Clinical Application of a Shape Memory Implant Abutment System

Contents
Abstract
An innovative abutment system has recently been developed to address the well-known limitations of screw- and cement-retained implant restorations. This abutment system offers retrievability by replacing the cement layer with a precision-engineered nickel-titanium sleeve that switches between shapes that lock and unlock the prosthesis. The avoidance of cement precludes cement-related periimplant complications, while the elimination of occlusal screw access holes may enable predictable control over occlusion and improve the structural integrity of the prosthesis. By eliminating the need for cement clean up, occlusal access closure, and occlusal adjustments after insertion, the dentist is afforded more time to attend to the patient’s general needs. This paper describes the design rationale for and clinical treatment using this novel abutment system. (J Prosthet Dent 2017;117:8-12)
Article
Screws and cements are the 2 methods of attaching restorations to dental implants.

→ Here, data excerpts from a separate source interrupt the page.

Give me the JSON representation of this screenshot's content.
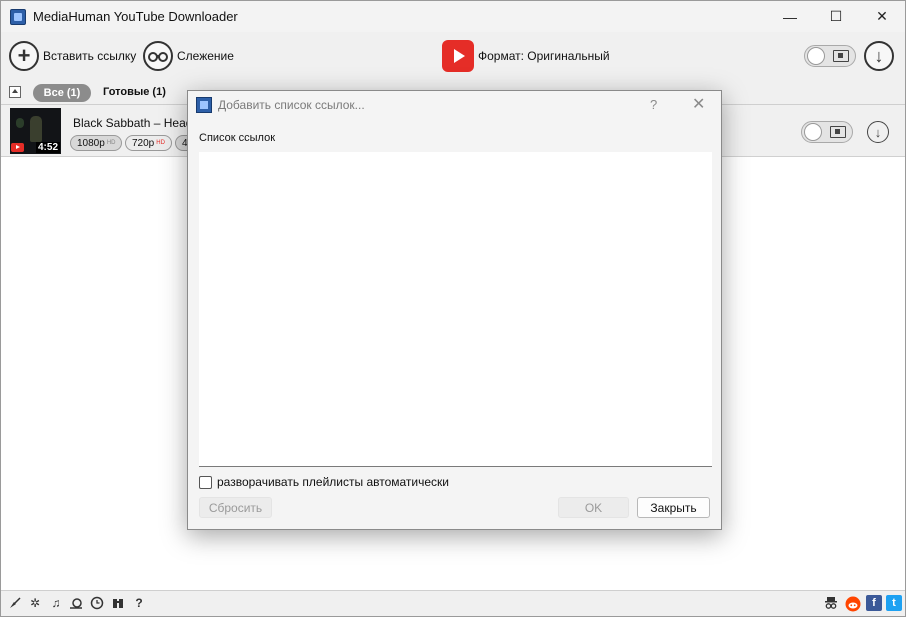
{
  "window": {
    "title": "MediaHuman YouTube Downloader",
    "controls": {
      "minimize": "—",
      "maximize": "☐",
      "close": "✕"
    }
  },
  "toolbar": {
    "paste_link_label": "Вставить ссылку",
    "tracking_label": "Слежение",
    "format_label": "Формат: Оригинальный"
  },
  "filters": {
    "all_label": "Все (1)",
    "done_label": "Готовые (1)"
  },
  "download_item": {
    "title": "Black Sabbath – Headles",
    "duration": "4:52",
    "qualities": [
      {
        "label": "1080p",
        "tag": "HD"
      },
      {
        "label": "720p",
        "tag": "HD"
      },
      {
        "label": "4",
        "tag": ""
      }
    ]
  },
  "statusbar": {
    "icons": [
      "broom-icon",
      "gear-icon",
      "music-icon",
      "snail-icon",
      "clock-icon",
      "binoculars-icon",
      "help-icon"
    ],
    "help_glyph": "?",
    "social": {
      "facebook": "f",
      "twitter": "t"
    }
  },
  "dialog": {
    "title": "Добавить список ссылок...",
    "help": "?",
    "close": "✕",
    "list_label": "Список ссылок",
    "textarea_value": "",
    "checkbox_label": "разворачивать плейлисты автоматически",
    "checkbox_checked": false,
    "reset_label": "Сбросить",
    "ok_label": "OK",
    "close_label": "Закрыть"
  },
  "colors": {
    "youtube_red": "#e52d27",
    "facebook_blue": "#3b5998",
    "twitter_blue": "#1da1f2",
    "reddit_orange": "#ff4500"
  }
}
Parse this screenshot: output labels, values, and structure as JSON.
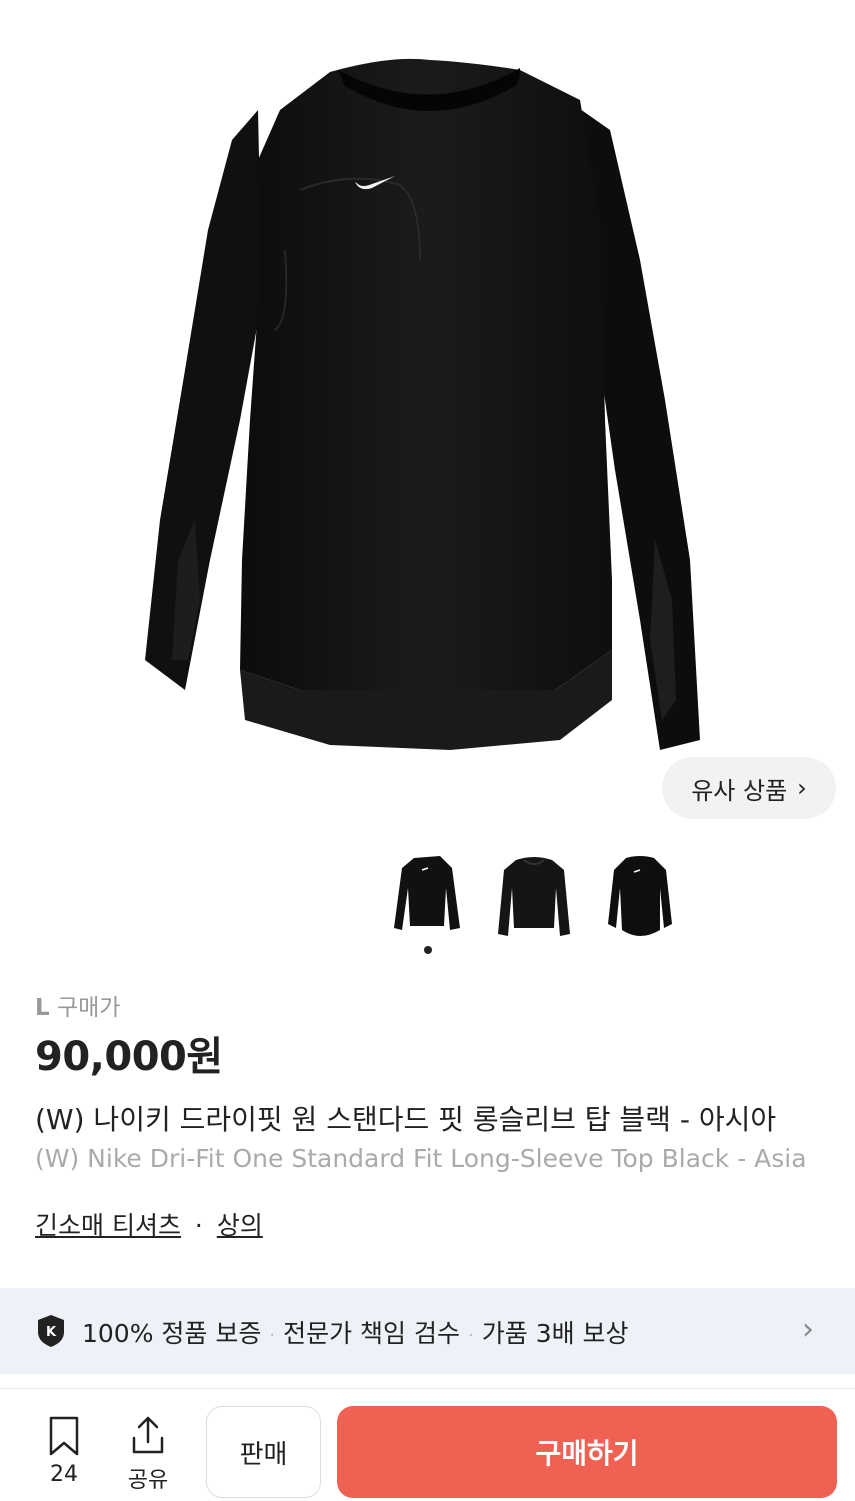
{
  "product": {
    "size": "L",
    "price_type": "구매가",
    "price": "90,000원",
    "title_ko": "(W) 나이키 드라이핏 원 스탠다드 핏 롱슬리브 탑 블랙 - 아시아",
    "title_en": "(W) Nike Dri-Fit One Standard Fit Long-Sleeve Top Black - Asia"
  },
  "similar_button": {
    "label": "유사 상품",
    "chevron": "›"
  },
  "gallery": {
    "thumbnail_count": 3,
    "active_index": 0
  },
  "categories": {
    "primary": "긴소매 티셔츠",
    "separator": "·",
    "secondary": "상의"
  },
  "guarantee_banner": {
    "item1": "100% 정품 보증",
    "item2": "전문가 책임 검수",
    "item3": "가품 3배 보상",
    "separator": "·",
    "chevron": "›"
  },
  "bottom_bar": {
    "bookmark_count": "24",
    "share_label": "공유",
    "sell_label": "판매",
    "buy_label": "구매하기"
  },
  "colors": {
    "buy_button": "#ef6253",
    "banner_bg": "#eef2f8",
    "product": "#111111"
  }
}
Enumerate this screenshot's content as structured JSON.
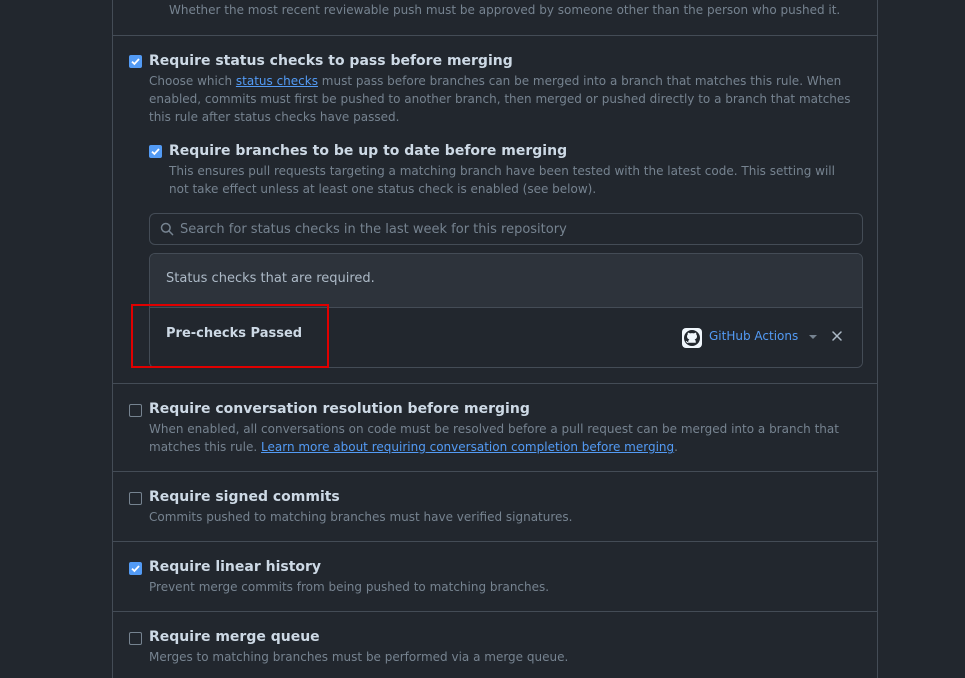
{
  "top_fragment": {
    "text": "Whether the most recent reviewable push must be approved by someone other than the person who pushed it."
  },
  "status_checks": {
    "checked": true,
    "title": "Require status checks to pass before merging",
    "desc_pre": "Choose which ",
    "desc_link": "status checks",
    "desc_post": " must pass before branches can be merged into a branch that matches this rule. When enabled, commits must first be pushed to another branch, then merged or pushed directly to a branch that matches this rule after status checks have passed.",
    "up_to_date": {
      "checked": true,
      "title": "Require branches to be up to date before merging",
      "desc": "This ensures pull requests targeting a matching branch have been tested with the latest code. This setting will not take effect unless at least one status check is enabled (see below)."
    },
    "search_placeholder": "Search for status checks in the last week for this repository",
    "required_header": "Status checks that are required.",
    "required_items": [
      {
        "name": "Pre-checks Passed",
        "source": "GitHub Actions",
        "source_icon": "github-icon"
      }
    ]
  },
  "conversation": {
    "checked": false,
    "title": "Require conversation resolution before merging",
    "desc": "When enabled, all conversations on code must be resolved before a pull request can be merged into a branch that matches this rule.",
    "link": "Learn more about requiring conversation completion before merging",
    "desc_post": "."
  },
  "signed": {
    "checked": false,
    "title": "Require signed commits",
    "desc": "Commits pushed to matching branches must have verified signatures."
  },
  "linear": {
    "checked": true,
    "title": "Require linear history",
    "desc": "Prevent merge commits from being pushed to matching branches."
  },
  "merge_queue": {
    "checked": false,
    "title": "Require merge queue",
    "desc": "Merges to matching branches must be performed via a merge queue."
  },
  "colors": {
    "background": "#22272e",
    "accent": "#539bf5",
    "highlight": "#e00000"
  }
}
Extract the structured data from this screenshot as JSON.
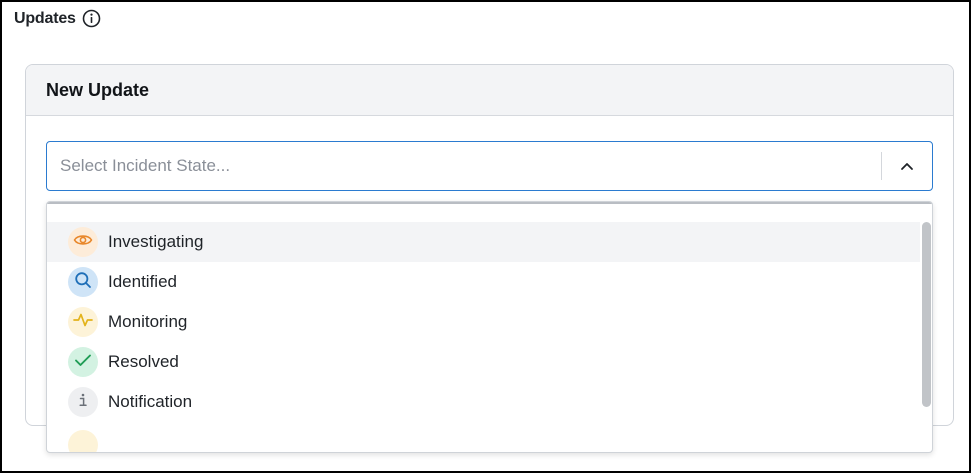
{
  "section": {
    "title": "Updates",
    "info_icon": "info-icon"
  },
  "card": {
    "title": "New Update"
  },
  "select": {
    "placeholder": "Select Incident State...",
    "chevron_icon": "chevron-up-icon"
  },
  "menu": {
    "items": [
      {
        "label": "Investigating",
        "icon": "eye-icon",
        "color": "#e8872a",
        "bg": "#fdecd9",
        "highlighted": true
      },
      {
        "label": "Identified",
        "icon": "search-icon",
        "color": "#1f6fb8",
        "bg": "#cfe4f7",
        "highlighted": false
      },
      {
        "label": "Monitoring",
        "icon": "pulse-icon",
        "color": "#e3b31a",
        "bg": "#fdf3d8",
        "highlighted": false
      },
      {
        "label": "Resolved",
        "icon": "check-icon",
        "color": "#1f9d55",
        "bg": "#d3f2e2",
        "highlighted": false
      },
      {
        "label": "Notification",
        "icon": "info-letter-icon",
        "color": "#6b7078",
        "bg": "#eeeff1",
        "highlighted": false
      }
    ]
  },
  "colors": {
    "accent": "#2b7bd0",
    "text": "#1f2328",
    "placeholder": "#8a8f98"
  }
}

Screw-retained implant restorations permit a retrievability that, in theory, allows for effortless inspection of underlying components. In practice, screw retrieval is only performed to repair damaged or fractured components because screw removal, reinsertion, and restoration of occlusal holes can be time consuming.1 For multiunit fixed prostheses, screw tightening can induce significant residual stress if passive fit is not achieved between the framework and implants. Furthermore, the composite resin materials covering the screw access holes are prone to wear and do not offer stable control over occlusion.1-4
The most frequently cited complications of screwretained implants include prosthetic screw loosening, fracture, and failure of the prosthetic materials.5-7 Kreissl et al.8 evaluated more than 200 implants over a 5-year period and observed 6.7% screw loosening and 5.7% porcelain fracture. In a systematic review, Zurdo et al.9 reported that over 20% of fixed implant restorations suffered porcelain fracture or screw loosening.10 The lingual set screw approach offers excellent occlusion control but requires additional technical expertise and clinical chair time to properly implement.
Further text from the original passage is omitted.